Wednesday, June 5, 2013

I am sitting here tonight when I realize that something feels very off, like I am missing something or someone.  Then I realize, I am a bit choked up, cause I miss feeling sat in a way, not really the feeling sad part, but the sad me. It had been soo long since I saw that part of me, that I am feeling the lose. I am not sure if that make any sense at all, but it is the truth and my current reality. I need to do something to say goodbye to that once shell of a girl and celebrate the woman I am.  

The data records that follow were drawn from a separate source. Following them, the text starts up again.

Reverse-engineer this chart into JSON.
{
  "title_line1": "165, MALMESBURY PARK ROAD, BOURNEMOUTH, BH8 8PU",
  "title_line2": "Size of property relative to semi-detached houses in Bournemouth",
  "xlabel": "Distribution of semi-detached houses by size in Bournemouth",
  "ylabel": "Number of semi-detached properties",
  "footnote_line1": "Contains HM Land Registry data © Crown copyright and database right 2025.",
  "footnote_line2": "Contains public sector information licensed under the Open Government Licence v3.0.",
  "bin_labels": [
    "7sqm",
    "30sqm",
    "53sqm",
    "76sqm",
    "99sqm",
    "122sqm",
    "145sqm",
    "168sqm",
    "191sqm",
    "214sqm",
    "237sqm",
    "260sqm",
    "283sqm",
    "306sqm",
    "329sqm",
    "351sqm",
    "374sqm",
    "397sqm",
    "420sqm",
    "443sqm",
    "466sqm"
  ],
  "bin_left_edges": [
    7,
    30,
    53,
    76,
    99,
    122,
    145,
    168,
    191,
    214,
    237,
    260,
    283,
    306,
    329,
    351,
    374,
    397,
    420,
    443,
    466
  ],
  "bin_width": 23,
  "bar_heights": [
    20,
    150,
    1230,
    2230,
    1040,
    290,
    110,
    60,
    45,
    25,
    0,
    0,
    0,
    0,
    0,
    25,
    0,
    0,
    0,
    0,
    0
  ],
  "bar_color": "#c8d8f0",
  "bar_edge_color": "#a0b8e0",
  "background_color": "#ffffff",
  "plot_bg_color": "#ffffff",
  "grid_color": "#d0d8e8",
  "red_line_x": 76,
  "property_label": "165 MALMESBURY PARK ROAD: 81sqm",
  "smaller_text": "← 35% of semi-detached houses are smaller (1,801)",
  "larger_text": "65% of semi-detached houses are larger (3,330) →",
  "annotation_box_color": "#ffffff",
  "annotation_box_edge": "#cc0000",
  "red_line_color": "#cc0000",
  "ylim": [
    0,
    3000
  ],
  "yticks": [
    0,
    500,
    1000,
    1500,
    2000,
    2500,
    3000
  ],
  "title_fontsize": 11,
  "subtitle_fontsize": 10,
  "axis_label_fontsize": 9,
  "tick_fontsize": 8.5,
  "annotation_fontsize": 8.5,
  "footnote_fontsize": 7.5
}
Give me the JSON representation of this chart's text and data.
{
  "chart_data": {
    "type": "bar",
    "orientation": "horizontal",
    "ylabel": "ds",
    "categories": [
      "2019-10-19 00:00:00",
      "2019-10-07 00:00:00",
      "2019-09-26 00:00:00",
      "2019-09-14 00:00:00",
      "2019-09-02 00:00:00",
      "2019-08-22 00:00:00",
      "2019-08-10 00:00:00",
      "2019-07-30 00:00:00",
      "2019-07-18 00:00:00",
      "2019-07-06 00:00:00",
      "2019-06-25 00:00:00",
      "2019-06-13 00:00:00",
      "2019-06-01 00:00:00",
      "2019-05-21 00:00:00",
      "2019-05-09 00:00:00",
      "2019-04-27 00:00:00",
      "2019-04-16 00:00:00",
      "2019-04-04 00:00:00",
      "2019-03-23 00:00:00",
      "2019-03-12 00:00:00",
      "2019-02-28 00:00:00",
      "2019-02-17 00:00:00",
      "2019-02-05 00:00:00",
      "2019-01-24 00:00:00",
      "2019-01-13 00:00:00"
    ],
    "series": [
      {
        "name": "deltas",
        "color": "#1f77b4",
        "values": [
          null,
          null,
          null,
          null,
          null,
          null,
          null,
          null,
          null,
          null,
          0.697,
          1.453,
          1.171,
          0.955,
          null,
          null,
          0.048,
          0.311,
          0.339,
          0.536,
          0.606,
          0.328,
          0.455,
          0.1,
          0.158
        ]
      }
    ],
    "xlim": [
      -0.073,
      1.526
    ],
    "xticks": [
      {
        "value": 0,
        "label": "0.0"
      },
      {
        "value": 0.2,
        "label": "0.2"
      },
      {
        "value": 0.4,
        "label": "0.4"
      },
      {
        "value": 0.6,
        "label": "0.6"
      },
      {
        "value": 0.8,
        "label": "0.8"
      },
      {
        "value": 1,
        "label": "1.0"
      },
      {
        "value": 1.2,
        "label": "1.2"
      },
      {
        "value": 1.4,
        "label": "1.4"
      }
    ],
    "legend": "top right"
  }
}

TMS and Dr Boz has taken me to new realities that I never knew were possible. I can see and enjoy a bright sunny day and even find appreciation in the cloudy rainy ones.  I have 5 treatments left and I am excited to continue to learn and grow away from the shell of the girl I used to me. I am even willing to list my 5 Gratitudes for today...I am thankful for...

1.   The Lord above that gives us infinite number of chances to learn and grow
2.   For my Son Alec, he amazes me daily
3.   Friends new and old that renew the vow to stay healthy
      - Chad, my angel among us, at least for me
      - Melissa, window cleaner, I can see so much better
      - Matt, Ryan & Craig - So far away but always there cheering me on
      - Dr Boz - for making me feel whole
      - the work folks - for being so encouraging
      - Cindy - for putting reality into words
      - Dave for reminding me to believe in myself
      - Branon & Pam - I cheerleaders from a far (Congrats and much love to you both!)
      - "The Girls"  - Just know that you are out there when I need you!
4.   My Family - they are always there
5.   Most of all; For ME, MYSELF & I - Love me or hate me, you cant take me away from me!